Começo pela educação e pela dedicatória do seu livro que diz assim: "aos meus alunos, razão maior para ser professor". Isto é, professor uma vez, professor para sempre?

Sim, acho que sim. Julgo que é a marca que levamos e construímos ao longo do tempo, esta relação que construímos com os alunos. Um professor do ensino superior é investigador, às vezes é gestor, mas acho que aquilo que define o meu percurso é sempre esta ligação estreita que tenho com os alunos. Foram milhares de aluno, desde 1976, quando comecei a dar aulas no Instituto Superior de Economia onde estive quatro anos. Passado esse período de tempo, transferi-me para a Universidade Nova de Lisboa, para o departamento de Sociologia, e só interrompi para estar no ministério e, parcialmente, enquanto fui deputado pré-entrada no ministério. Foi o único tempo em que interrompi a docência. E ainda estava como deputado, a concluir a licenciatura, estava Pedro Santana Lopes como primeiro-ministro, eu já estava lá num seminário livre. Tenho essa necessidade e mais: às vezes tenho a imagem, do 13.º andar, o meu gabinete na 5 de Outubro, tenho a vista para o átrio da minha escola, na Avenida de Berna. Uma das coisas a que tive sempre a tal ligação é precisamente aquele pátio, aquela esplanada, aquele departamento, faz-me falta. Não sei como é que vou lidar, agora vou continuar a trabalhar na faculdade como investigador, mas na parte da docência o limite de idade impõem-se.

Alguma vez fez greve?

Não, nunca fiz.

Pergunto porque estamos a viver semanas de luta dos professores com greves, protestos, alguns dizem que são radicais, mas as causas da luta parecem sempre as mesmas desde há várias décadas. Progressão de carreira, salários, colocação, professores não efetivados, o que é que falhou para ouvirmos hoje o mesmo que ouvíamos há 30 anos?

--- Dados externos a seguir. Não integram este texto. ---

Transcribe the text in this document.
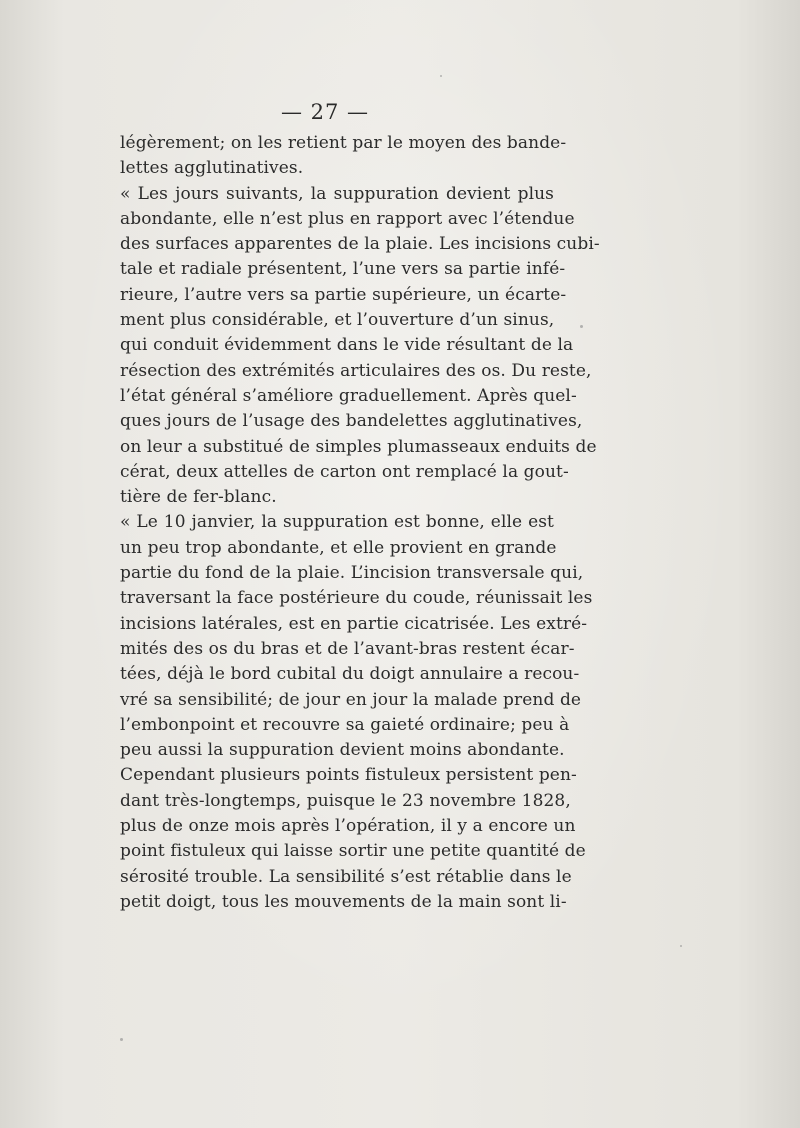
— 27 —
légèrement; on les retient par le moyen des bande-
lettes agglutinatives.
« Les jours suivants, la suppuration devient plus
abondante, elle n’est plus en rapport avec l’étendue
des surfaces apparentes de la plaie. Les incisions cubi-
tale et radiale présentent, l’une vers sa partie infé-
rieure, l’autre vers sa partie supérieure, un écarte-
ment plus considérable, et l’ouverture d’un sinus,
qui conduit évidemment dans le vide résultant de la
résection des extrémités articulaires des os. Du reste,
l’état général s’améliore graduellement. Après quel-
ques jours de l’usage des bandelettes agglutinatives,
on leur a substitué de simples plumasseaux enduits de
cérat, deux attelles de carton ont remplacé la gout-
tière de fer-blanc.
« Le 10 janvier, la suppuration est bonne, elle est
un peu trop abondante, et elle provient en grande
partie du fond de la plaie. L’incision transversale qui,
traversant la face postérieure du coude, réunissait les
incisions latérales, est en partie cicatrisée. Les extré-
mités des os du bras et de l’avant-bras restent écar-
tées, déjà le bord cubital du doigt annulaire a recou-
vré sa sensibilité; de jour en jour la malade prend de
l’embonpoint et recouvre sa gaieté ordinaire; peu à
peu aussi la suppuration devient moins abondante.
Cependant plusieurs points fistuleux persistent pen-
dant très-longtemps, puisque le 23 novembre 1828,
plus de onze mois après l’opération, il y a encore un
point fistuleux qui laisse sortir une petite quantité de
sérosité trouble. La sensibilité s’est rétablie dans le
petit doigt, tous les mouvements de la main sont li-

Eventualmente, pode ouvir-se a mesma coisa, mas a dimensão do problema é diferente. E tenderá a ser cada vez maior à medida que o tempo vai passando, que a situação se vai acumulando, e não se encontram respostas para aquilo que é um problema efetivo.

Mas porque é que não se encontram respostas?

Na altura em que estive no ministério, o professor Júlio Pedrosa, que me antecedeu, deixou-me um estudo sobre projeção das necessidades dos professores por grupo de disciplinas a vários anos. E aquele estudo sugeria que tínhamos um problema: havia professores a mais. Estavam a sair das licenciaturas vários professores, mas o sistema não comportava aquele crescimento. Tendo consciência disso, o que tentei fazer foi uma boa gestão dos recursos disponíveis e tentar que esses professores a mais, de forma progressiva, pudessem integrar e entrar no sistema. A partir daí, devo confessar que não tive problemas graves em termos de discussão sobre a carreira. Aliás, lembro-me perfeitamente de ter tido uma reunião com o então presidente da FENPROF e falámos sobre o estatuto da carreira de docente, disse-lhe que havia coisas que estavam ultrapassadas e que queria a opinião deles para podermos fazer uma atualização do estatuto. O que me foi dito foi, "senhor ministro, nem pense", portanto, mexer no estatuto contava com a oposição deles, isto em 2002. O que aconteceu a seguir foi que não dei especial atenção ao problema da carreira, não creio que houvesse problemas muito graves, excetuando os professores candidatos serem cada vez mais. A única coisa que tinha de fazer era dar prioridade a outras áreas, como seja reorganização do sistema, gestão da rede escolar, e desde a entrada que tinha um problema da revisão da reforma da matriz curricular do ensino secundário e queria focar-me nesses aspetos.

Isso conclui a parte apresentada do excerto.